Astronomers think the Milky Way swallowed a smaller galaxy billions of years ago and its stars are still in there

A composite view of the Milky Way’s core. Researchers recently identified 20 stars within our galaxy's plane that carry the chemical signatures of an ancient, absorbed galaxy nicknamed Loki | ©Image Credit: NASA / JPL-Caltech / ESA
A composite view of the Milky Way’s core. Researchers recently identified 20 stars within our galaxy's plane that carry the chemical signatures of an ancient, absorbed galaxy nicknamed Loki | ©Image Credit: NASA / JPL-Caltech / ESA

A group of stars buried inside our own galaxy may be the leftover remains of a smaller galaxy that the Milky Way swallowed billions of years ago, according to new research.

The findings, published in Monthly Notices of the Royal Astronomical Society, include the team’s nickname for the absorbed galaxy Loki, after the Norse trickster god, which they believe was consumed during the Milky Way’s earliest growth period.

The case for further research

The Milky Way is what it is, in part, because of how much it consumed as it grew. Cosmologists have known for a long time that big galaxies tend to grow by absorbing smaller ones. The new paper lays out evidence that one of those smaller galaxies can still be identified from its remnants.

Loki, which fits this description perfectly, is thought to have been a dwarf galaxy. By the standards of mature galaxies, it was small. By the standards of anything else, it was a respectable galaxy in its own right that would have still contained billions of stars even if it were a fraction of the size of the Milky Way’s current few hundred billion.

To trace the remnants of Loki, the researchers focused on a group of 20 metal-poor stars sitting on the galactic plane, the flat band where most of the Milky Way’s stars are. These metal-poor stars are old, having formed in the early universe, retaining the chemical signature of whatever was around them at the time, effectively making them excellent fossil records of the galaxy’s early history.

As the researchers put it: “These building blocks merged at early epochs, dispersing their stellar, gaseous, and dark matter content into the forming proto-galaxy.”

Signs of a violent youth

The 20 stars in the sample looked different from the metal-poor stars around them. Their compositions didn’t match, nor did their orbits. The stars in question carried chemical traces of violent events from the early universe, including supernovas and the collisions of neutron stars, both of which fling heavy elements out into space.

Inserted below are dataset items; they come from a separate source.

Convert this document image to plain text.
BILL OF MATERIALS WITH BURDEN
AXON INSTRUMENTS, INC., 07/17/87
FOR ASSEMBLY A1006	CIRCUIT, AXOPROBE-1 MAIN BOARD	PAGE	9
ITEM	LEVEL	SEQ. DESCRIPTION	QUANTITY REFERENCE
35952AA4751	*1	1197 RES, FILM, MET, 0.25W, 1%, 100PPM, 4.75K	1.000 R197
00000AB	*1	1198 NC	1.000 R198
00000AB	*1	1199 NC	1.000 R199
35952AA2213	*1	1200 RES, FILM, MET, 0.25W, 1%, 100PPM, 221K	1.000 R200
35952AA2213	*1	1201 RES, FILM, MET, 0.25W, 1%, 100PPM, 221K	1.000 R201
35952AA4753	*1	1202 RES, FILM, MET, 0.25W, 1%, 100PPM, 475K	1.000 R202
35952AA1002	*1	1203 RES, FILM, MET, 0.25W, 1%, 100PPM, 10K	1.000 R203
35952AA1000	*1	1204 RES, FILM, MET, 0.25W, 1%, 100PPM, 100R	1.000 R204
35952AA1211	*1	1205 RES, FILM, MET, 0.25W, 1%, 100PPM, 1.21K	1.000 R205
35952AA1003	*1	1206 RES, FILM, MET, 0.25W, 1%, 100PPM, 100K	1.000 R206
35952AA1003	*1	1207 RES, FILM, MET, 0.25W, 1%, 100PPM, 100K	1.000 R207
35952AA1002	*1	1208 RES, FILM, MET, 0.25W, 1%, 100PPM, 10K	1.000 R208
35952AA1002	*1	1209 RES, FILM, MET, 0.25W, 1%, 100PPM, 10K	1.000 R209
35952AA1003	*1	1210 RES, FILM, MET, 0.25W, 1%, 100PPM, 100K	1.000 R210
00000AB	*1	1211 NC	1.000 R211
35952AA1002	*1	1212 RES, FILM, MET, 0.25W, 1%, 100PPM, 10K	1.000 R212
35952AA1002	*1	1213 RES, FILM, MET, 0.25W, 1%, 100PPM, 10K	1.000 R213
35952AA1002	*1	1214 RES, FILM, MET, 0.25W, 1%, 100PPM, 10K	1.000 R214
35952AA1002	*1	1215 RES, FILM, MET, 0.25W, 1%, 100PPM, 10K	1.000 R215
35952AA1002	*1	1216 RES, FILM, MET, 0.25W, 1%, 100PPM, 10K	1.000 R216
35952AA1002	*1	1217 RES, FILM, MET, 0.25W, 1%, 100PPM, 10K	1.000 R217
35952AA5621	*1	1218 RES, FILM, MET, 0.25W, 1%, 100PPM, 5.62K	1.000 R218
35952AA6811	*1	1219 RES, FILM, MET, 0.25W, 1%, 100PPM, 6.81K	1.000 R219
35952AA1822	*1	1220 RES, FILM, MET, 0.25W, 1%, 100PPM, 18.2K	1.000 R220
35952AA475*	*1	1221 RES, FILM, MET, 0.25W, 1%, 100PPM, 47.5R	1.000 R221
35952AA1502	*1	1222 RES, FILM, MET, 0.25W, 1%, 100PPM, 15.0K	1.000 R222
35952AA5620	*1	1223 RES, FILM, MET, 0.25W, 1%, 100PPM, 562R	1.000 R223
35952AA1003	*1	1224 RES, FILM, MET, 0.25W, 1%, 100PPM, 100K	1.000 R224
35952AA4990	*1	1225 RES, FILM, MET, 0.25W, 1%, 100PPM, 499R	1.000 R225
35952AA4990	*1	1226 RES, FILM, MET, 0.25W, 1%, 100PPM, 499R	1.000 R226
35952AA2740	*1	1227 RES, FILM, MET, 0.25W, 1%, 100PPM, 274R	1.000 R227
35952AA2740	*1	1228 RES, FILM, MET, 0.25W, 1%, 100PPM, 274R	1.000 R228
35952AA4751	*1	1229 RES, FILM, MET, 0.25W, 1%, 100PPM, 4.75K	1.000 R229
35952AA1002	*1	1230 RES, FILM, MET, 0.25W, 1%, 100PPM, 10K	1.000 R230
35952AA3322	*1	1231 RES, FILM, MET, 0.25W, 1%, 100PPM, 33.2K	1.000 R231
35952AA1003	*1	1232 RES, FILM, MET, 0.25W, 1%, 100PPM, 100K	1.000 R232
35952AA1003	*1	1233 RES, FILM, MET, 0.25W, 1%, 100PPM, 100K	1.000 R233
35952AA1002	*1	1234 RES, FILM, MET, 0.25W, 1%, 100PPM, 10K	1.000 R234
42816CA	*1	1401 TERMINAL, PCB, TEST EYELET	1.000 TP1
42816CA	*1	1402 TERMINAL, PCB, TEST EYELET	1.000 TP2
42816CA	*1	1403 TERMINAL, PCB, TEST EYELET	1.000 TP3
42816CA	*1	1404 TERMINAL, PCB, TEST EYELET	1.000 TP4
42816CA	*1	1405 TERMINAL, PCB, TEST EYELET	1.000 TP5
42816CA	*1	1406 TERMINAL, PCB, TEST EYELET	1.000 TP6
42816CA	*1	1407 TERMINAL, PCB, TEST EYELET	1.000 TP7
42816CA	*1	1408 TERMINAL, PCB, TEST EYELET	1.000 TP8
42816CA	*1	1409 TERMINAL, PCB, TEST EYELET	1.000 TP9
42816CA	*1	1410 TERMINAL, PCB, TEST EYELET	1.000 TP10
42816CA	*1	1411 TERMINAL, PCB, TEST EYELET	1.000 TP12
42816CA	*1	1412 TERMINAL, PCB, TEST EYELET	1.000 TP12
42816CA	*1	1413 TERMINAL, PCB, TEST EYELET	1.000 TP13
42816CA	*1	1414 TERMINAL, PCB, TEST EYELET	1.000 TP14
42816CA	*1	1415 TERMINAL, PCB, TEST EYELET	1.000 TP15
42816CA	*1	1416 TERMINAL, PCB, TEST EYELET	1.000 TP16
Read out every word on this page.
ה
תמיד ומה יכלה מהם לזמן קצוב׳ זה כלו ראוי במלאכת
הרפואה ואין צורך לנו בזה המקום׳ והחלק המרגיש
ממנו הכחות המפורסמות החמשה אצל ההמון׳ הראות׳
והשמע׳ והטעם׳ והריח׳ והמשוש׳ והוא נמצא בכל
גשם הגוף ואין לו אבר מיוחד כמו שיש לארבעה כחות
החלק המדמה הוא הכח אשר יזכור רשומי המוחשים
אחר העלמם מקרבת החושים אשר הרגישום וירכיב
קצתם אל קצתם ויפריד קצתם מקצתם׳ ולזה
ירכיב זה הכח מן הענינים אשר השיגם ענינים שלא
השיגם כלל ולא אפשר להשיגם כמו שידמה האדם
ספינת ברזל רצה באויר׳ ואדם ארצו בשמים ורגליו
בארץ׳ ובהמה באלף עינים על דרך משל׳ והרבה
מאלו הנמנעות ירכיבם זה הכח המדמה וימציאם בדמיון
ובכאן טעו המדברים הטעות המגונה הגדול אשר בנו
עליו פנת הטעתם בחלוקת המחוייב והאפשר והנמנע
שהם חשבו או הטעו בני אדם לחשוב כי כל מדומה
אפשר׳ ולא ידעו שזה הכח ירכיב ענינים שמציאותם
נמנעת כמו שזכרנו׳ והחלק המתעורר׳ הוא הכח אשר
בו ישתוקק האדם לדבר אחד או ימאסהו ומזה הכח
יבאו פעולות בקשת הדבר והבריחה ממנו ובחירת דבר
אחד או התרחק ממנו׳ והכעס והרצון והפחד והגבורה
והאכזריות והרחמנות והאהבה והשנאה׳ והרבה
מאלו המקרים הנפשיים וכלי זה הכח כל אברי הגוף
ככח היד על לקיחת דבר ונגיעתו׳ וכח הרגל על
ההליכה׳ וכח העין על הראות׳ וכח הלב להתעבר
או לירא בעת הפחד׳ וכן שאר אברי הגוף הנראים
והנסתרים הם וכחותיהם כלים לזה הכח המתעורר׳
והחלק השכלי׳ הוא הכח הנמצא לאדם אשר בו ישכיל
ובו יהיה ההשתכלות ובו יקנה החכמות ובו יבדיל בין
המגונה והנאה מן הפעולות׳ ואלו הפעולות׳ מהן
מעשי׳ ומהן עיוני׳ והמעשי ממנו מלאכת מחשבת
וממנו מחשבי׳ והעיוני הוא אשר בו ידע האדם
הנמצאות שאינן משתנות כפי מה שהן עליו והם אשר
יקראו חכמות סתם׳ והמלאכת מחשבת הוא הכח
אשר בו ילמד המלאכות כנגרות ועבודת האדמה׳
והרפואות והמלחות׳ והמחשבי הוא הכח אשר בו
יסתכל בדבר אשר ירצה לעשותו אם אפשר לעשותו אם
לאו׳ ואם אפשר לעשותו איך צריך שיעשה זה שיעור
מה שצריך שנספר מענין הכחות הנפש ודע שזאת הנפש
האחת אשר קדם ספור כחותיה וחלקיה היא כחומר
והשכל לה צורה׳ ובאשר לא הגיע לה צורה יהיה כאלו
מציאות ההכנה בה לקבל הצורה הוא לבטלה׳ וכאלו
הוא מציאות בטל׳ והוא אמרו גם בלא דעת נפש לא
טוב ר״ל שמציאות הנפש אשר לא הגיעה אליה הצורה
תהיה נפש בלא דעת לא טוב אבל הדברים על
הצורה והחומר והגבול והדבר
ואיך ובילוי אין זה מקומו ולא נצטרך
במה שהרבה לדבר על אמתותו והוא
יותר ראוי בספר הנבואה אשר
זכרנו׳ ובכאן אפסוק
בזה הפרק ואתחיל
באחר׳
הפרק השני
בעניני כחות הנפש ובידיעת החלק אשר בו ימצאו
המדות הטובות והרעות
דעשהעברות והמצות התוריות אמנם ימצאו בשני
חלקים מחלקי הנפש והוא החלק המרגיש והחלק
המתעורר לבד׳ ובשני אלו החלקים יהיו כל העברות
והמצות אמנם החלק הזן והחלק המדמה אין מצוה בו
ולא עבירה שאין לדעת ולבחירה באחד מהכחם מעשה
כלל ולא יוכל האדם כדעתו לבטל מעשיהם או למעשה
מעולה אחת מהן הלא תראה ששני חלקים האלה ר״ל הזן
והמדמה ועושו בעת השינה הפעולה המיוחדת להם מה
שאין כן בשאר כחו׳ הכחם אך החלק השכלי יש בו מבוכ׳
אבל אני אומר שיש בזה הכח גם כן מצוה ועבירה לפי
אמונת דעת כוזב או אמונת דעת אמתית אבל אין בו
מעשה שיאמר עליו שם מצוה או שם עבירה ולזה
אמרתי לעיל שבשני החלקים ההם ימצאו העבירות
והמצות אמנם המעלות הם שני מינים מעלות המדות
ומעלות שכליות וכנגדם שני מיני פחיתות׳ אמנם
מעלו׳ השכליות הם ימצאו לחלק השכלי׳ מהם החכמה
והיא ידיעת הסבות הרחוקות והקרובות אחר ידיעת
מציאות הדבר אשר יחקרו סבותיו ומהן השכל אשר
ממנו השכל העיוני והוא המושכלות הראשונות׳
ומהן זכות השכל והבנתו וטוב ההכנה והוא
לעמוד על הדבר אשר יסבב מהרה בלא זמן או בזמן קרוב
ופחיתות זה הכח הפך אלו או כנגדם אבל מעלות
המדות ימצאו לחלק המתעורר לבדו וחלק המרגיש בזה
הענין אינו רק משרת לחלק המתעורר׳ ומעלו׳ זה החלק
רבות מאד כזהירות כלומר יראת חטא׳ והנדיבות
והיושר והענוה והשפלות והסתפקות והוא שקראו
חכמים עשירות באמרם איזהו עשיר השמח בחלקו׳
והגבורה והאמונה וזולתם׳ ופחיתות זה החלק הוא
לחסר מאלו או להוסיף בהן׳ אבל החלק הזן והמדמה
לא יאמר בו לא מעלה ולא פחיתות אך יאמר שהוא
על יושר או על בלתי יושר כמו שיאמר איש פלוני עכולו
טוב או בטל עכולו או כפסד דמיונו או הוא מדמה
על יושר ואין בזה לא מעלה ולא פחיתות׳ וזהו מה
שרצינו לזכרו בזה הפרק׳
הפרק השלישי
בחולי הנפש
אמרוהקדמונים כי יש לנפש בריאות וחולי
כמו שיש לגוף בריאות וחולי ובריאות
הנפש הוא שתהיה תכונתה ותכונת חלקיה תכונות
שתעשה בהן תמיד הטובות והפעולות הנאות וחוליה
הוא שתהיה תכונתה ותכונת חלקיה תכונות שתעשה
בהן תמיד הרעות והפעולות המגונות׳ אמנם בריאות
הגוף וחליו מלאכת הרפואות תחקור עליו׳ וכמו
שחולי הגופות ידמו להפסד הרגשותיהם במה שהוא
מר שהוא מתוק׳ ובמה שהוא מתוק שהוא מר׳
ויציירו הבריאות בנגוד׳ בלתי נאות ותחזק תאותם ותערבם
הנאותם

What was missing proved just as revealing as what was present. The stars didn’t show any signs of contamination from white dwarfs, which are what’s left when a sun-sized star runs out of fuel and casts off its outer layers. They take billions of years to form. If the original galaxy these stars came from had been around long enough to produce white dwarfs, the chemistry of those white dwarfs would have left a mark. In this case, it didn’t.

To the team, this suggests that whatever galaxy these stars came from didn’t last very long before it was absorbed. It was short-lived enough that white dwarfs never had a chance to develop in it. Such a brief existence fits the profile of a small dwarf galaxy that ran into something much larger early in its existence.

The team has been careful about how strong a claim they’re making. The sample is admittedly small; nonetheless, twenty stars are enough to flag a pattern.

However, it is not enough to confirm that Loki existed as a separate galaxy or to map out its original structure. Larger datasets will be needed before any of that becomes possible, the researchers noted.